GPUifyLoops.jl
GPUifyLoops.jl copied to clipboard
Allow users to disable fp contract optimizations ?
Recently I ran into a surprising (for me) behavior demonstrated by the MWE below
using CuArrays, CUDAnative, GPUifyLoops
function kernel(rho, T)
P = rho[1] * T[1]
if (abs(P - P) > 1e-16)
@cuprintf("diff = %.16e\n", P - P)
end
nothing
end
rho = CuArray([1e-1])
T = CuArray([300.0])
@launch CUDA() kernel(rho, T, threads=1, blocks=1)
with the output
diff = 1.6653345369377348e-15
Basically, if my understanding of the generated PTX is correct, what happens
is that P - P
is calculated as fma(rho[1], T[1], -P)
which is probably not the smartest move by the compiler. However, clang with LLVM-6.0.1 also does this for CUDA C so I guess that's expected. This issue goes away if I disable contracts. In clang there's an option for that called -ffp-contract
Maybe adding a similar option in GPUifyLoops would be helpful for debugging ?

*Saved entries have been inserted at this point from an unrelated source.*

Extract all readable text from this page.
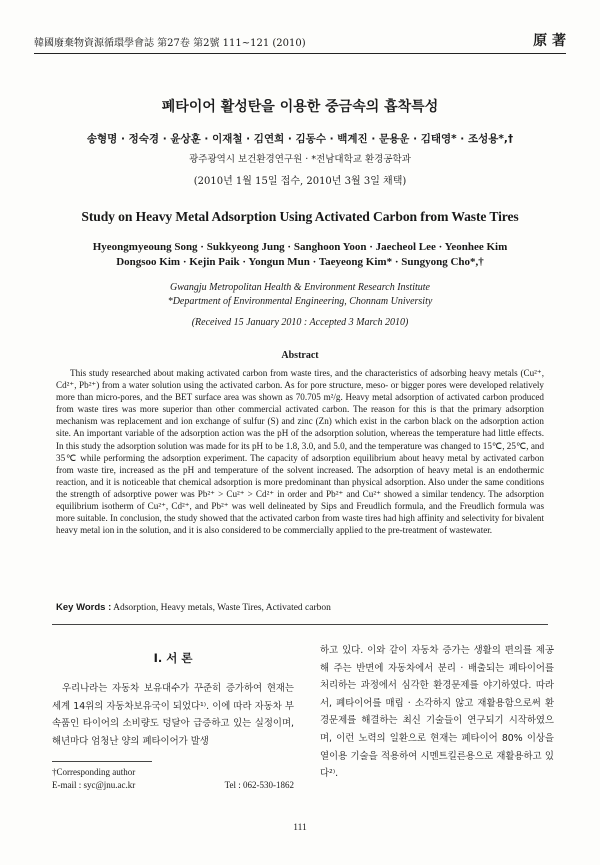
韓國廢棄物資源循環學會誌 第27卷 第2號 111~121 (2010)	原 著
폐타이어 활성탄을 이용한 중금속의 흡착특성
송형명 · 정숙경 · 윤상훈 · 이재철 · 김연희 · 김동수 · 백계진 · 문용운 · 김태영* · 조성용*,†
광주광역시 보건환경연구원 · *전남대학교 환경공학과
(2010년 1월 15일 접수, 2010년 3월 3일 채택)
Study on Heavy Metal Adsorption Using Activated Carbon from Waste Tires
Hyeongmyeoung Song · Sukkyeong Jung · Sanghoon Yoon · Jaecheol Lee · Yeonhee Kim
Dongsoo Kim · Kejin Paik · Yongun Mun · Taeyeong Kim* · Sungyong Cho*,†
Gwangju Metropolitan Health & Environment Research Institute
*Department of Environmental Engineering, Chonnam University
(Received 15 January 2010 : Accepted 3 March 2010)
Abstract
This study researched about making activated carbon from waste tires, and the characteristics of adsorbing heavy metals (Cu²⁺, Cd²⁺, Pb²⁺) from a water solution using the activated carbon. As for pore structure, meso- or bigger pores were developed relatively more than micro-pores, and the BET surface area was shown as 70.705 m²/g. Heavy metal adsorption of activated carbon produced from waste tires was more superior than other commercial activated carbon. The reason for this is that the primary adsorption mechanism was replacement and ion exchange of sulfur (S) and zinc (Zn) which exist in the carbon black on the adsorption action site. An important variable of the adsorption action was the pH of the adsorption solution, whereas the temperature had little effects. In this study the adsorption solution was made for its pH to be 1.8, 3.0, and 5.0, and the temperature was changed to 15℃, 25℃, and 35℃ while performing the adsorption experiment. The capacity of adsorption equilibrium about heavy metal by activated carbon from waste tire, increased as the pH and temperature of the solvent increased. The adsorption of heavy metal is an endothermic reaction, and it is noticeable that chemical adsorption is more predominant than physical adsorption. Also under the same conditions the strength of adsorptive power was Pb²⁺ > Cu²⁺ > Cd²⁺ in order and Pb²⁺ and Cu²⁺ showed a similar tendency. The adsorption equilibrium isotherm of Cu²⁺, Cd²⁺, and Pb²⁺ was well delineated by Sips and Freudlich formula, and the Freudlich formula was more suitable. In conclusion, the study showed that the activated carbon from waste tires had high affinity and selectivity for bivalent heavy metal ion in the solution, and it is also considered to be commercially applied to the pre-treatment of wastewater.
Key Words : Adsorption, Heavy metals, Waste Tires, Activated carbon
I. 서 론
우리나라는 자동차 보유대수가 꾸준히 증가하여 현재는 세계 14위의 자동차보유국이 되었다¹⁾. 이에 따라 자동차 부속품인 타이어의 소비량도 덩달아 급증하고 있는 실정이며, 해년마다 엄청난 양의 폐타이어가 발생
하고 있다. 이와 같이 자동차 증가는 생활의 편의를 제공해 주는 반면에 자동차에서 분리 · 배출되는 폐타이어를 처리하는 과정에서 심각한 환경문제를 야기하였다. 따라서, 폐타이어를 매립 · 소각하지 않고 재활용함으로써 환경문제를 해결하는 최신 기술들이 연구되기 시작하였으며, 이런 노력의 일환으로 현재는 폐타이어 80% 이상을 열이용 기술을 적용하여 시멘트킬른용으로 재활용하고 있다²⁾.
†Corresponding author
E-mail : syc@jnu.ac.kr	Tel : 062-530-1862
111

For convenience, the generated PTX can be found here:
https://gist.github.com/mwarusz/5ab4ac99b02e77b54178cd95c9820d7b
Thanks for bringing this up, the goal in #55 was indeed to match Clang (we were hunting down a performance gap).
I agree that the fact that we use contract unconditionally is probably not what we want in the long-term. Julia in general tries to provide localised control to the user (compare @fastmath
).
But yeah:
mul.f64 %fd4, %fd1, %fd3;
neg.f64 %fd5, %fd4;
fma.rn.f64 %fd2, %fd1, %fd3, %fd5;
abs.f64 %fd6, %fd2;
is kinda funny, the only explanation I have is that the fma
units are the fastest thing.